Fujifilm's X and GFX cameras and lenses are on sale at B&H. With dozens of items receiving some sort of special pricing, it's a great time to check out the product lines. Want to know my picks for the best deals?
The X-T3 and associated lens combos have received a $300 discount. While the X-T4 was recently announced, the X-T3 now represents an even better value, considering not much of significance was added to the X-T4. Instead, you can get the body and excellent 16-80mm for the same price as the X-T4 body alone.
The X-E3 has dropped by $200, bringing the body under $500. At this price, it's a great option if you're interested in a slim, rangefinder-style camera, or even a competent backup or alternate body style for X-T and X-H users. With the 18-55mm lens, you could get a great rangefinder body and lens for less than $800. Also available is the 23mm f/2, if you want to really embrace the classic rangefinder walk around style, while still being able to swap out other focal lengths — definitely something to consider if you've ever been interested in the X100 line.
If you or someone you know is looking for an all-in-one kit, the X-T200 kits not only offer a savings of $100, but also a bundled copy of Luminar 4. We've covered Luminar 4 in some other pieces, but the headline could read "Feature rich, but easy to use editing software". Taken together, the X-T200 is a great value to get started with, since you'll have access to Fuji's large lens catalog, as well as a great piece of software to edit with.
Speaking of Fuji's large lens catalog, there's sale pricing on a number of Fuji's lenses. The discounts are mostly available for Fuji's premium lenses, including cinema zooms, an ultra-wide, and their high-performance telephoto options. Depending on the lens, you may also be eligible to receive a free copy of Luminar 4, an $89 value. Check out Skylum's blog post here for more information on the qualifying lenses, or look under the "Add to Cart" button on B&H for availability.
Probably the most useful is the $300 discount on Fuji's premium standard zoom, the XF 16-55mm f/2.8. With a fast constant aperture and wide to portrait-length zoom range, this is a must-have for serious Fuji shooters.
To complement the constant f/2.8 of the XF 16-55mm, consider the XF 8-16mm f/2.8. A massive $500 discount brings this lens down to $1,499. Given the high performance of this lens, which can reach an impressively wide 12mm equivalent, I think this is a great option. If you're looking to go wide with Fuji, this is one of your best options.
Rounding out the premium trio of zooms, the XF 50-140mm f/2.8 has received a $300 discount as well. Covering roughly the same range as a 70-200mm on full frame, this lens is an excellent option for sports, events, and portraits. It includes optical stabilization, as well as thorough weather-sealing.

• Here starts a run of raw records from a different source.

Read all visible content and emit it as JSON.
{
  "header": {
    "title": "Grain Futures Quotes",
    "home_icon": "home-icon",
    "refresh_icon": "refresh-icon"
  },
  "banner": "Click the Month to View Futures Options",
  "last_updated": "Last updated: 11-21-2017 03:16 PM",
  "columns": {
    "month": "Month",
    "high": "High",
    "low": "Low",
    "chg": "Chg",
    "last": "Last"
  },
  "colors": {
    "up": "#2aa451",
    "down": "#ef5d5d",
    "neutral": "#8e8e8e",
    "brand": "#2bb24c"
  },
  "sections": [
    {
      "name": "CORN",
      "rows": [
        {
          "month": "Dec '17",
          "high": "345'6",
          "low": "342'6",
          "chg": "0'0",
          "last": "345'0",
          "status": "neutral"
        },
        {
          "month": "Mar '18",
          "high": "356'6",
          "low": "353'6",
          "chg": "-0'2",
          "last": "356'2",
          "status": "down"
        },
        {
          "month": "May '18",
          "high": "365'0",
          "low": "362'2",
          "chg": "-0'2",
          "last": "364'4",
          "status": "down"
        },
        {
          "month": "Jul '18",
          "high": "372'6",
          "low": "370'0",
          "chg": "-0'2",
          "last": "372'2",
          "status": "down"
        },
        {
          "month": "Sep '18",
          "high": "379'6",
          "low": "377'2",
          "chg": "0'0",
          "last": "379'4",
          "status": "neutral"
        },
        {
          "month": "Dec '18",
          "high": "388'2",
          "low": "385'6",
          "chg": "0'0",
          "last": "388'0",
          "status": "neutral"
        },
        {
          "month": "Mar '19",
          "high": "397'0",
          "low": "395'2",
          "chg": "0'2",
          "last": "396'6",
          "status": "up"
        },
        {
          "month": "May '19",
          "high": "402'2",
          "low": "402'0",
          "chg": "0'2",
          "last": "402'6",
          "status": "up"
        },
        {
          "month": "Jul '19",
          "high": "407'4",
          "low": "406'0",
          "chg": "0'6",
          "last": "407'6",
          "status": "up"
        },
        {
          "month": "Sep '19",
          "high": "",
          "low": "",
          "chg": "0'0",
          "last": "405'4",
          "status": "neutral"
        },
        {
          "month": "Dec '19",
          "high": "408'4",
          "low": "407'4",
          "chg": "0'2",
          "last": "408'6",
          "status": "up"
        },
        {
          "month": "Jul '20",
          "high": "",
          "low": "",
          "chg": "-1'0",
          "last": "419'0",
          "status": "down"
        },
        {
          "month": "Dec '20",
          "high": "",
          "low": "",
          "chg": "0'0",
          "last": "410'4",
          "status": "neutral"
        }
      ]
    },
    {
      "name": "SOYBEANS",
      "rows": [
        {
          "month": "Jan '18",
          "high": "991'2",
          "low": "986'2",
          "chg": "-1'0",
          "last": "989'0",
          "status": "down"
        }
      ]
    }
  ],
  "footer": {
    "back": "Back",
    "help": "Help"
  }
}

On the GFX side, the GF 50mm has received a significant $500 price cut. If you don't already have this lens, it's a great walk around option for those bodies and is now quite cheap for a new medium format lens.
Last, but certainly not least, the XF 200mm f/2 has received a discount of $1,000. If you're looking for a high-performance prime in the X-mount, this is your ticket. It includes a 1.4x teleconverter and optical image stabilization.
It's nice to see Fuji offer some great savings for users across their line. Whether you're looking to get started with the competent X-T200 kit or have had your eyes on a higher-performance zoom for a while, you can save some cash with these prices. The added value of Luminar 4 for some of the items is just the cherry on top.
"While the X-T4 was recently announced, the X-T3 now represents an even better value, considering not much of significance was added to the X-T4."
That's not an intelligent remark, why would you say that? There are lots of added benefits to the X-T4, with 5-axis image stabilization being one of them. It's true that the X-T3 is a good value now, but perhaps Fuji is trying to blow out old stock. The X-T4 is quite an upgrade. Oh, I don't shoot Fuji, but I do follow the different cameras and lenses of all manufacturers.
IS is the only significant change. Otherwise, the body is bigger and heavier. It's starting to lose the point of being APS-C.